LA DEMOCRACIA SOCIAL, UN IDEAL ÉTICO; LA DEMOCRACIA POLÍTICA, UN SIMPLE MEDIO
Si volvemos nuestra mirada de los orígenes a los ideales, el contraste entre la democracia social y la democracia política no es menos marcado. La democracia social es un ideal ético general, tendente a la igualdad y a la fraternidad humanas, e incompatible en su forma radical con instituciones tales como la familia y la propiedad hereditaria.
Por el contrario, el gobierno democrático es un simple medio para alcanzar un fin, un expediente para el mejor y más fácil gobierno de ciertos Estados en determinadas situaciones. No involucra ideales de vida especiales; es una cuestión de política; a saber, si los intereses generales resultarán mejor servidos concediendo a todos los hombres (y a todas las mujeres) una participación igual en las elecciones.
Pues la democracia política, al surgir en Estados extensos y complejos, debe ser necesariamente un gobierno por representación, y los asuntos que verdaderamente se someten al pueblo sólo pueden ser cuestiones muy amplias de política general o de confianza en los dirigentes partidarios.

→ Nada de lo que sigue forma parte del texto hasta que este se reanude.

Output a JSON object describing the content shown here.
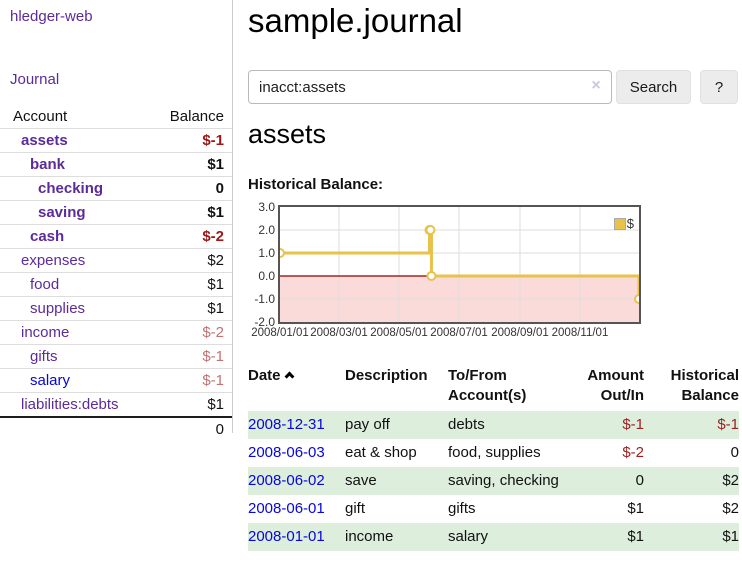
{
  "app": {
    "brand": "hledger-web",
    "nav": {
      "journal": "Journal"
    }
  },
  "sidebar": {
    "account_header": "Account",
    "balance_header": "Balance",
    "rows": [
      {
        "name": "assets",
        "balance": "$-1"
      },
      {
        "name": "bank",
        "balance": "$1"
      },
      {
        "name": "checking",
        "balance": "0"
      },
      {
        "name": "saving",
        "balance": "$1"
      },
      {
        "name": "cash",
        "balance": "$-2"
      },
      {
        "name": "expenses",
        "balance": "$2"
      },
      {
        "name": "food",
        "balance": "$1"
      },
      {
        "name": "supplies",
        "balance": "$1"
      },
      {
        "name": "income",
        "balance": "$-2"
      },
      {
        "name": "gifts",
        "balance": "$-1"
      },
      {
        "name": "salary",
        "balance": "$-1"
      },
      {
        "name": "liabilities:debts",
        "balance": "$1"
      }
    ],
    "total": "0"
  },
  "main": {
    "title": "sample.journal",
    "search": {
      "value": "inacct:assets",
      "clear_icon": "×",
      "search_button": "Search",
      "help_button": "?"
    },
    "account_title": "assets",
    "chart_heading": "Historical Balance:"
  },
  "chart_data": {
    "type": "line",
    "step": true,
    "title": "Historical Balance",
    "series": [
      {
        "name": "$",
        "color": "#e8c24a",
        "points": [
          [
            0,
            1
          ],
          [
            152,
            2
          ],
          [
            153,
            2
          ],
          [
            154,
            0
          ],
          [
            365,
            -1
          ]
        ],
        "point_dates": [
          "2008-01-01",
          "2008-06-01",
          "2008-06-02",
          "2008-06-03",
          "2008-12-31"
        ]
      }
    ],
    "x_ticks": [
      {
        "pos": 0,
        "label": "2008/01/01"
      },
      {
        "pos": 60,
        "label": "2008/03/01"
      },
      {
        "pos": 121,
        "label": "2008/05/01"
      },
      {
        "pos": 182,
        "label": "2008/07/01"
      },
      {
        "pos": 244,
        "label": "2008/09/01"
      },
      {
        "pos": 305,
        "label": "2008/11/01"
      }
    ],
    "y_ticks": [
      {
        "v": 3,
        "label": "3.0"
      },
      {
        "v": 2,
        "label": "2.0"
      },
      {
        "v": 1,
        "label": "1.0"
      },
      {
        "v": 0,
        "label": "0.0"
      },
      {
        "v": -1,
        "label": "-1.0"
      },
      {
        "v": -2,
        "label": "-2.0"
      }
    ],
    "xlim": [
      0,
      365
    ],
    "ylim": [
      -2,
      3
    ],
    "grid": true,
    "legend": {
      "label": "$",
      "position": "top-right",
      "swatch_color": "#e8c24a"
    },
    "negative_region_color": "#fbdada",
    "zero_line_color": "#8b0000"
  },
  "register": {
    "columns": {
      "date": "Date",
      "description": "Description",
      "accounts_l1": "To/From",
      "accounts_l2": "Account(s)",
      "amount_l1": "Amount",
      "amount_l2": "Out/In",
      "balance_l1": "Historical",
      "balance_l2": "Balance"
    },
    "rows": [
      {
        "date": "2008-12-31",
        "description": "pay off",
        "accounts": "debts",
        "amount": "$-1",
        "balance": "$-1"
      },
      {
        "date": "2008-06-03",
        "description": "eat & shop",
        "accounts": "food, supplies",
        "amount": "$-2",
        "balance": "0"
      },
      {
        "date": "2008-06-02",
        "description": "save",
        "accounts": "saving, checking",
        "amount": "0",
        "balance": "$2"
      },
      {
        "date": "2008-06-01",
        "description": "gift",
        "accounts": "gifts",
        "amount": "$1",
        "balance": "$2"
      },
      {
        "date": "2008-01-01",
        "description": "income",
        "accounts": "salary",
        "amount": "$1",
        "balance": "$1"
      }
    ]
  }
}
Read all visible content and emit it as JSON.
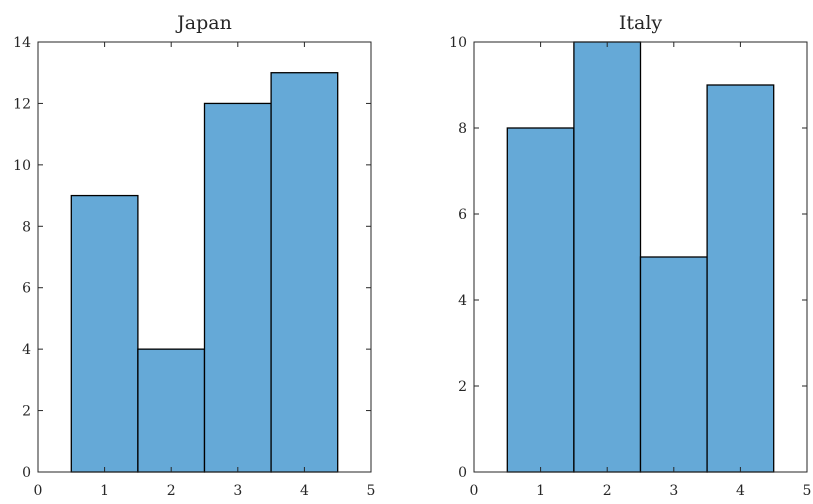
{
  "chart_data": [
    {
      "type": "bar",
      "title": "Japan",
      "x": [
        1,
        2,
        3,
        4
      ],
      "values": [
        9,
        4,
        12,
        13
      ],
      "xlim": [
        0,
        5
      ],
      "ylim": [
        0,
        14
      ],
      "xticks": [
        0,
        1,
        2,
        3,
        4,
        5
      ],
      "yticks": [
        0,
        2,
        4,
        6,
        8,
        10,
        12,
        14
      ],
      "bar_width": 1,
      "bar_color": "#65a9d7",
      "edge_color": "#000000",
      "grid": false
    },
    {
      "type": "bar",
      "title": "Italy",
      "x": [
        1,
        2,
        3,
        4
      ],
      "values": [
        8,
        10,
        5,
        9
      ],
      "xlim": [
        0,
        5
      ],
      "ylim": [
        0,
        10
      ],
      "xticks": [
        0,
        1,
        2,
        3,
        4,
        5
      ],
      "yticks": [
        0,
        2,
        4,
        6,
        8,
        10
      ],
      "bar_width": 1,
      "bar_color": "#65a9d7",
      "edge_color": "#000000",
      "grid": false
    }
  ]
}
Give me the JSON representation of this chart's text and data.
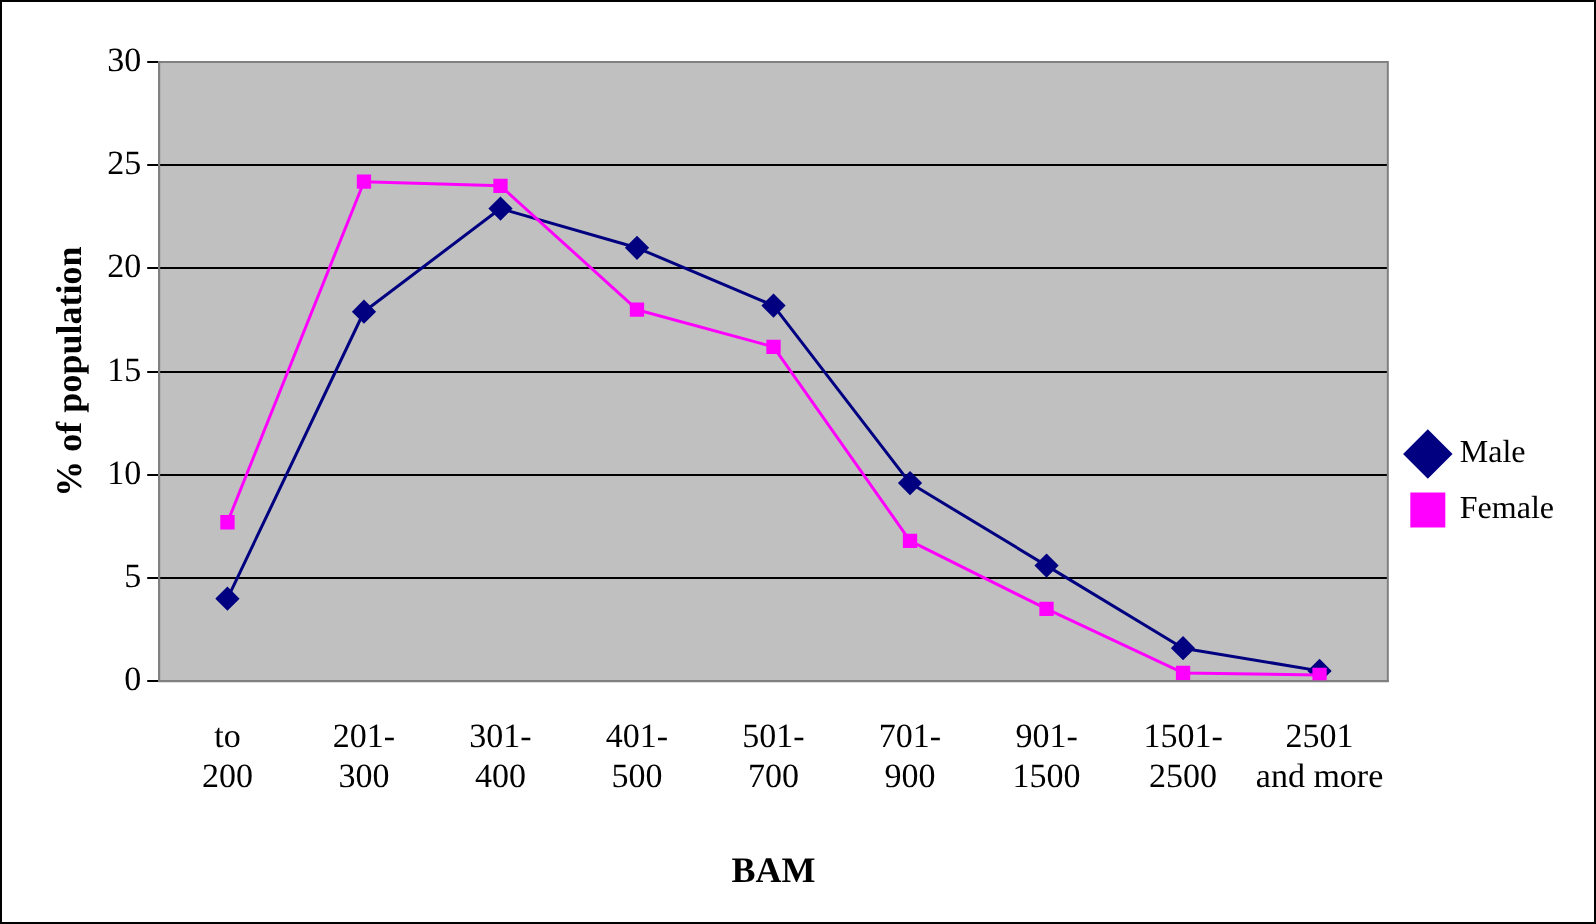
{
  "chart_data": {
    "type": "line",
    "xlabel": "BAM",
    "ylabel": "% of population",
    "categories": [
      "to 200",
      "201-300",
      "301-400",
      "401-500",
      "501-700",
      "701-900",
      "901-1500",
      "1501-2500",
      "2501 and more"
    ],
    "series": [
      {
        "name": "Male",
        "color": "#000080",
        "marker": "diamond",
        "values": [
          4,
          17.9,
          22.9,
          21,
          18.2,
          9.6,
          5.6,
          1.6,
          0.5
        ]
      },
      {
        "name": "Female",
        "color": "#ff00ff",
        "marker": "square",
        "values": [
          7.7,
          24.2,
          24,
          18,
          16.2,
          6.8,
          3.5,
          0.4,
          0.3
        ]
      }
    ],
    "ylim": [
      0,
      30
    ],
    "yticks": [
      0,
      5,
      10,
      15,
      20,
      25,
      30
    ],
    "grid": "y",
    "legend": "right"
  }
}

Todo gobierno justo persigue el bien general; la elección entre formas aristocráticas y democráticas atañe únicamente a los medios que se elijan para tal fin. Muy bien puede una organización particular adaptarse mejor a un lugar y una época determinada, en tanto que otra se adapta a otros. Todo depende de que se cuente o no con personalidades eminentes. La teoría democrática es claramente errónea si supone que la eminencia no es naturalmente representativa. La eminencia es sintética y representa lo que sintetiza. Una eminencia no representativa no implicaría excelencia, sino únicamente extravagancia o notoriedad.

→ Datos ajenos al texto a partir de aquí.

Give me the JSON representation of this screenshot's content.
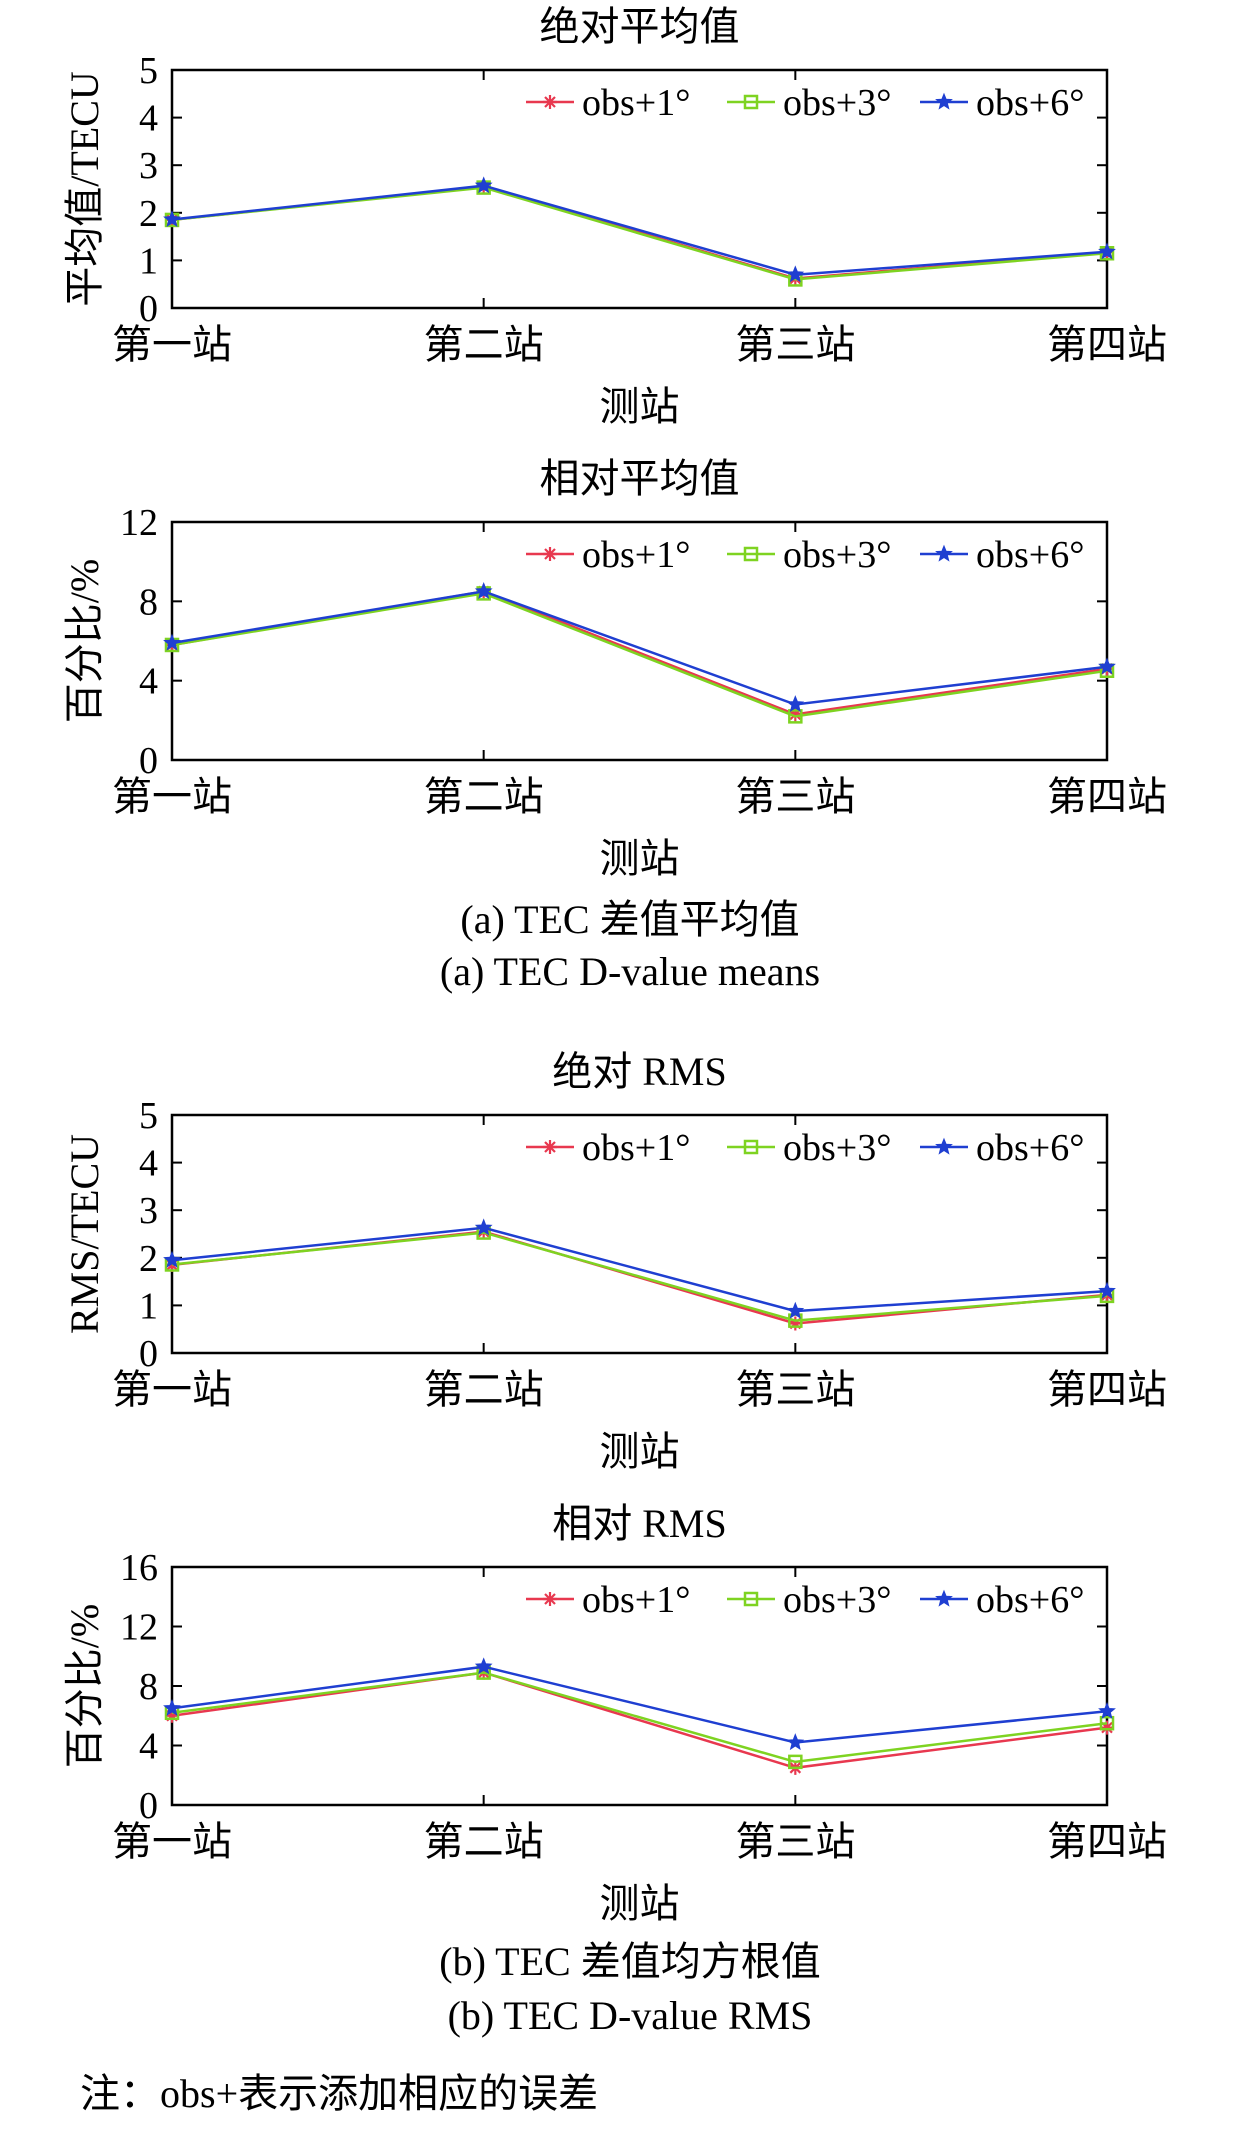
{
  "series_styles": [
    {
      "name": "obs+1°",
      "color": "#e8384f",
      "marker": "asterisk"
    },
    {
      "name": "obs+3°",
      "color": "#7ed321",
      "marker": "square"
    },
    {
      "name": "obs+6°",
      "color": "#1f3fd1",
      "marker": "star"
    }
  ],
  "chart_data": [
    {
      "type": "line",
      "title": "绝对平均值",
      "xlabel": "测站",
      "ylabel": "平均值/TECU",
      "categories": [
        "第一站",
        "第二站",
        "第三站",
        "第四站"
      ],
      "ylim": [
        0,
        5
      ],
      "yticks": [
        0,
        1,
        2,
        3,
        4,
        5
      ],
      "legend": "top-right",
      "series": [
        {
          "name": "obs+1°",
          "values": [
            1.85,
            2.55,
            0.62,
            1.17
          ]
        },
        {
          "name": "obs+3°",
          "values": [
            1.85,
            2.53,
            0.6,
            1.15
          ]
        },
        {
          "name": "obs+6°",
          "values": [
            1.86,
            2.57,
            0.7,
            1.18
          ]
        }
      ]
    },
    {
      "type": "line",
      "title": "相对平均值",
      "xlabel": "测站",
      "ylabel": "百分比/%",
      "categories": [
        "第一站",
        "第二站",
        "第三站",
        "第四站"
      ],
      "ylim": [
        0,
        12
      ],
      "yticks": [
        0,
        4,
        8,
        12
      ],
      "legend": "top-right",
      "series": [
        {
          "name": "obs+1°",
          "values": [
            5.8,
            8.5,
            2.3,
            4.6
          ]
        },
        {
          "name": "obs+3°",
          "values": [
            5.8,
            8.4,
            2.2,
            4.5
          ]
        },
        {
          "name": "obs+6°",
          "values": [
            5.9,
            8.5,
            2.8,
            4.7
          ]
        }
      ]
    },
    {
      "type": "line",
      "title": "绝对 RMS",
      "xlabel": "测站",
      "ylabel": "RMS/TECU",
      "categories": [
        "第一站",
        "第二站",
        "第三站",
        "第四站"
      ],
      "ylim": [
        0,
        5
      ],
      "yticks": [
        0,
        1,
        2,
        3,
        4,
        5
      ],
      "legend": "top-right",
      "series": [
        {
          "name": "obs+1°",
          "values": [
            1.85,
            2.55,
            0.62,
            1.22
          ]
        },
        {
          "name": "obs+3°",
          "values": [
            1.86,
            2.53,
            0.68,
            1.2
          ]
        },
        {
          "name": "obs+6°",
          "values": [
            1.95,
            2.63,
            0.88,
            1.3
          ]
        }
      ]
    },
    {
      "type": "line",
      "title": "相对 RMS",
      "xlabel": "测站",
      "ylabel": "百分比/%",
      "categories": [
        "第一站",
        "第二站",
        "第三站",
        "第四站"
      ],
      "ylim": [
        0,
        16
      ],
      "yticks": [
        0,
        4,
        8,
        12,
        16
      ],
      "legend": "top-right",
      "series": [
        {
          "name": "obs+1°",
          "values": [
            6.0,
            8.9,
            2.5,
            5.2
          ]
        },
        {
          "name": "obs+3°",
          "values": [
            6.2,
            8.9,
            2.9,
            5.5
          ]
        },
        {
          "name": "obs+6°",
          "values": [
            6.5,
            9.3,
            4.2,
            6.3
          ]
        }
      ]
    }
  ],
  "captions": {
    "a_cn": "(a) TEC 差值平均值",
    "a_en": "(a) TEC D-value means",
    "b_cn": "(b) TEC 差值均方根值",
    "b_en": "(b) TEC D-value RMS",
    "note": "注：obs+表示添加相应的误差"
  }
}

Pero algo que se aproxime a tan verdadera excelencia es tan raro como grande, y se puede disculpar a una sociedad democrática, naturalmente celosa de la grandeza, que no espera hallar una verdadera grandeza, ni comprenda siquiera en qué consiste ésta. Un gobierno no se torna representativo o justo por el expediente mecánico de elegir a sus miembros mediante el sufragio universal. Sólo se torna representativo cuando encarna en su política, sea por instinto o a causa de una elevada inteligencia, los intereses conscientes e inconscientes del pueblo.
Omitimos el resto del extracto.